Secondly, if we are going to be true to others, we cannot live with such a divided reality.

The hypocrite is sometimes able to fool others often, but not everyone forever, and always to their own injury.

Our hypocrisy usually only hurts the weak and vulnerable – the wise see through it and the strong endure it – and isn’t it most terrible that the power of our hypocrisy affects the weakest among us? Shame on us and sorry for them. But, we can turn. We can. Make the right thing genuine.

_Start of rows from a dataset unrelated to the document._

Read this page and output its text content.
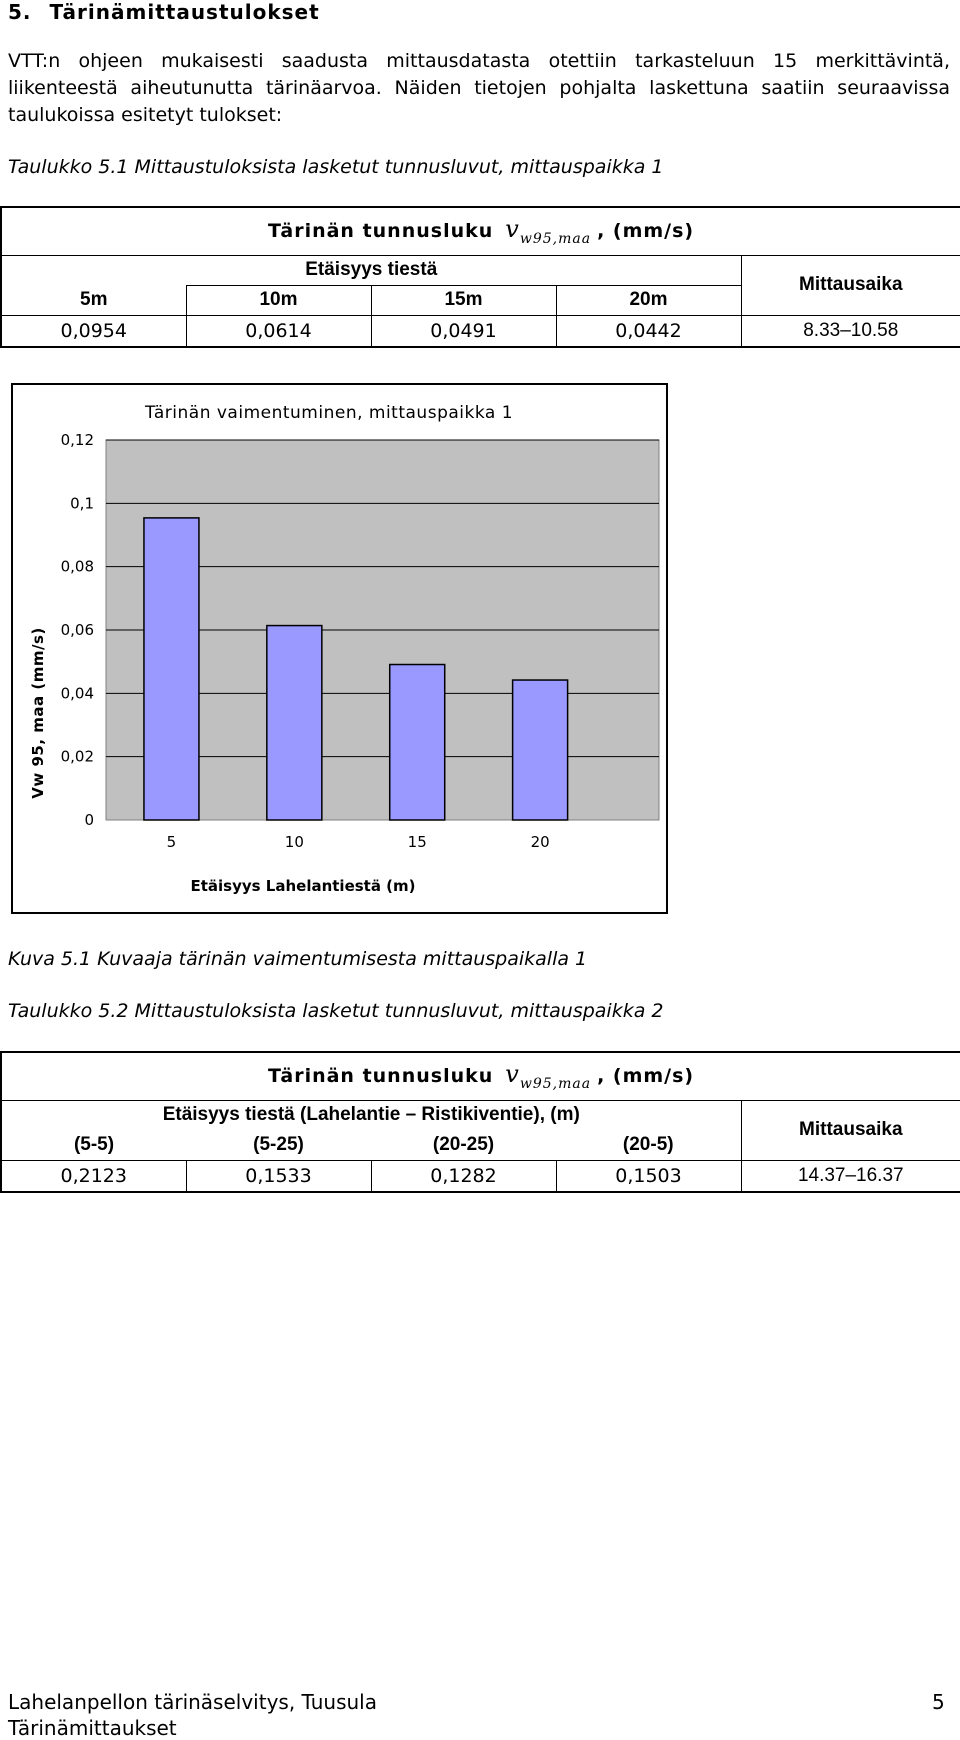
5. Tärinämittaustulokset
VTT:n ohjeen mukaisesti saadusta mittausdatasta otettiin tarkasteluun 15 merkittävintä, liikenteestä aiheutunutta tärinäarvoa. Näiden tietojen pohjalta laskettuna saatiin seuraavissa taulukoissa esitetyt tulokset:
Taulukko 5.1 Mittaustuloksista lasketut tunnusluvut, mittauspaikka 1
Tärinän tunnusluku $v_{w95,maa}$ , (mm/s)				
Etäisyys tiestä				Mittausaika
5m	10m	15m	20m	
0,0954	0,0614	0,0491	0,0442	8.33–10.58
0
0,02
0,04
0,06
0,08
0,1
0,12
5	10	15	20
Tärinän vaimentuminen, mittauspaikka 1
Etäisyys Lahelantiestä (m)
Vw 95, maa (mm/s)
Kuva 5.1 Kuvaaja tärinän vaimentumisesta mittauspaikalla 1
Taulukko 5.2 Mittaustuloksista lasketut tunnusluvut, mittauspaikka 2
Tärinän tunnusluku $v_{w95,maa}$ , (mm/s)				
Etäisyys tiestä (Lahelantie – Ristikiventie), (m)				Mittausaika
(5-5)	(5-25)	(20-25)	(20-5)	
0,2123	0,1533	0,1282	0,1503	14.37–16.37
Lahelanpellon tärinäselvitys, Tuusula
Tärinämittaukset
5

Lastly, and worst of all, this division of self breaks fellowship with God. It’s true no matter which reality is genuine. If we really love God in our heart, it will flow through, to, and from our lips. We will praise. We will exalt. We will witness. It will be personal, but it will not be private. If it’s fake in our hearts, it’s fake on our lips. If it’s fake on our lips, it never originated with a genuine heart. We can clearly see, fake lips or a fake heart both break fellowship with a genuine God.

What any of these conditions of self-division do is feed the monster of vanity. We want the praise and/or approval of men, so we put on a show for them, that we might be pleased by their approval. We put on a show for ourselves, that we might find some faux peace and deny the cries of guilt and the call to repentance.

What to do? If we find ourselves divided, repent. What if we don’t know? I’d say read 1 John and James and Romans and John and the other gospels.

Take an inventory. Do you say you love God but your affections are spent on every pursuit but God?